Ingredients

500g lamb mince
1 small onion
coarsely grated
4 garlic cloves
minced or finely grated
100g fresh breadcrumbs
2 tsp ground cumin
2 tsp ground coriander
1 tsp dried oregano
ΒΌ tsp smoked paprika
sunflower oil
for oiling
To serve
pitta breads
shredded red or white cabbage, sliced onion, chopped tomatoes, pickled chillies, chilli sauce (see recipe below), garlic sauce (see recipe below), tahini

Method
step 1
Heat the oven to 200C/180C fan/gas 6. Tip all the ingredients except the oil into a food processor with a large pinch of salt and lots of ground pepper. Pulse until everything is combined and chopped together.

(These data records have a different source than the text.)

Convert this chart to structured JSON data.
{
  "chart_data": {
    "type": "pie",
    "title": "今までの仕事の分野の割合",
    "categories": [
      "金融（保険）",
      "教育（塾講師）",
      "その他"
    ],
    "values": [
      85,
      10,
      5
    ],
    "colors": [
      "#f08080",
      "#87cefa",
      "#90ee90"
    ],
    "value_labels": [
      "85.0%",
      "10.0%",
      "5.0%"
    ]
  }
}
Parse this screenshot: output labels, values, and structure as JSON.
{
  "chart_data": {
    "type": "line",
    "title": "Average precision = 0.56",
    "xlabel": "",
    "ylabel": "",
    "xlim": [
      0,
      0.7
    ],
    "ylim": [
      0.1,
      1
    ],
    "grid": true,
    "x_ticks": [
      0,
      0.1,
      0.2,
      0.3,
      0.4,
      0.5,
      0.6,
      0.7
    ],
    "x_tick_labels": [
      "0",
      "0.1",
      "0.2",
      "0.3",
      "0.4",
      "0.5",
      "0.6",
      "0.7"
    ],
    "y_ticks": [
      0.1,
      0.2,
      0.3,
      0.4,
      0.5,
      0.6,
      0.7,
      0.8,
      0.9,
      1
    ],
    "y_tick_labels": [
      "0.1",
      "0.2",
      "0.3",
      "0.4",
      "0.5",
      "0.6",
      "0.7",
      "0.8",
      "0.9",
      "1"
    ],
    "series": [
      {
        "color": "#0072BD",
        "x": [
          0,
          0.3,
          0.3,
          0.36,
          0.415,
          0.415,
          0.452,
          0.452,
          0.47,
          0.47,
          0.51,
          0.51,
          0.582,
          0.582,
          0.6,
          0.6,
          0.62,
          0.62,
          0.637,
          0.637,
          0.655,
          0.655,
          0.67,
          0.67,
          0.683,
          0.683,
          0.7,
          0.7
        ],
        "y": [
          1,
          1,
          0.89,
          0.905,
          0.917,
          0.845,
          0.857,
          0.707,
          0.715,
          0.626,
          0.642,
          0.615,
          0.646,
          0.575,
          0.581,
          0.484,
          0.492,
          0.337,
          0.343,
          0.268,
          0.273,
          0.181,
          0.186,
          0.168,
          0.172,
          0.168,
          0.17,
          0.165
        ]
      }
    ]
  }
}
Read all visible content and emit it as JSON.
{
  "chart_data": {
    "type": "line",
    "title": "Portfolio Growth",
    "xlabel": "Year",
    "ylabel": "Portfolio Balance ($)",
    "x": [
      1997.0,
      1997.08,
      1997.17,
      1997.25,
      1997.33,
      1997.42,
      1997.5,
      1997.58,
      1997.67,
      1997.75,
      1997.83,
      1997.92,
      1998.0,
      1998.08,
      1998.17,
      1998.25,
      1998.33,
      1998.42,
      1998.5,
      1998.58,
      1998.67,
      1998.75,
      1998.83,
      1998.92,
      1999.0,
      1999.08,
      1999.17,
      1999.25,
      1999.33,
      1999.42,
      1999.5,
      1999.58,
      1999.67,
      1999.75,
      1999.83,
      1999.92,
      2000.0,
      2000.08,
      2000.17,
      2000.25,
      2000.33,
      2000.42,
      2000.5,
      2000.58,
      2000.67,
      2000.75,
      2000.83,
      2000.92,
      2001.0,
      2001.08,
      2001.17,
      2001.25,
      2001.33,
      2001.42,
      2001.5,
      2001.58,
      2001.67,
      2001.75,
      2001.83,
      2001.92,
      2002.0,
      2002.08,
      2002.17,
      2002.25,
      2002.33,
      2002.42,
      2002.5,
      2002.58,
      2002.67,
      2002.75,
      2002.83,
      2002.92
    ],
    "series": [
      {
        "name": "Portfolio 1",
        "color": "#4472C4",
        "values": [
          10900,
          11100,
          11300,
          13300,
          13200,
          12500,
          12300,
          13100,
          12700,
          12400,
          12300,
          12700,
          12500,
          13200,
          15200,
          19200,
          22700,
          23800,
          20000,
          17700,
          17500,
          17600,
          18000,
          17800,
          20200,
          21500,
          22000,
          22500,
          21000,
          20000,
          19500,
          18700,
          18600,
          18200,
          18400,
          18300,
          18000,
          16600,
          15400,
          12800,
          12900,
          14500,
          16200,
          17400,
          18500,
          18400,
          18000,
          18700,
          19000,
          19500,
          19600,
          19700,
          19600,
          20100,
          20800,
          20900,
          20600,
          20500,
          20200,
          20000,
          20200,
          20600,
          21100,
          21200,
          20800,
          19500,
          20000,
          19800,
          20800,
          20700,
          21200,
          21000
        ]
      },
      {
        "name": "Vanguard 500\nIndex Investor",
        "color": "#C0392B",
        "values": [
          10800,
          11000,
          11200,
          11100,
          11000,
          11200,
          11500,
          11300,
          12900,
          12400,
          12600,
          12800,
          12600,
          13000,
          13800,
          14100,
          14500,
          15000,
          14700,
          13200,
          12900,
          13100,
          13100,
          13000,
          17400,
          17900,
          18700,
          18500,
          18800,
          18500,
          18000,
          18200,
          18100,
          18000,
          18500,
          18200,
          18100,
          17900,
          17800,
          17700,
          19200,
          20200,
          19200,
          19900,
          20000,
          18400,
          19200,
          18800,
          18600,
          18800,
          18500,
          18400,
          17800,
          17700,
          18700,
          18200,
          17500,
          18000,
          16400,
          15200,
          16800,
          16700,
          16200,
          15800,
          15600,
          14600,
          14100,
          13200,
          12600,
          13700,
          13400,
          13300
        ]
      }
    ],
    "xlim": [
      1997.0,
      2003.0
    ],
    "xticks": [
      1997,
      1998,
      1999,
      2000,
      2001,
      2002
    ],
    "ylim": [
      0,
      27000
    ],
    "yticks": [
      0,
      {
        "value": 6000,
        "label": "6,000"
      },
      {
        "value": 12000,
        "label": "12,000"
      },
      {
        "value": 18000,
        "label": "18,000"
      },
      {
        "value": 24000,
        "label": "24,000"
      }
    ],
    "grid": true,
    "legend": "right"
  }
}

You can also just squish everything together in a bowl but this will give you a looser finish.

step 2
Oil a large sheet of foil, tip the meat mix in the middle and mould to a very thick sausage, roughly the shape of an aubergine. Roll up the foil tightly, twisting up the ends to create a Christmas cracker shape.

step 3
Lay on a shallow roasting tin and roast in the oven for 35-40 mins, turning occasionally, or until a digital cooking thermometer reads 75C when pierced in the middle. Leave the kebab to cool a little, then unwrap the foil. Place back on the tray and brown under the grill or with a blowtorch.

step 4
Place on a board and carve into thin slices. For full doner mode, you can hold the kebab up with a roasting fork or metal skewer and carve. Serve with warm pitta bread and any of the other accompaniments, including our chilli sauce and garlic yogurt sauce.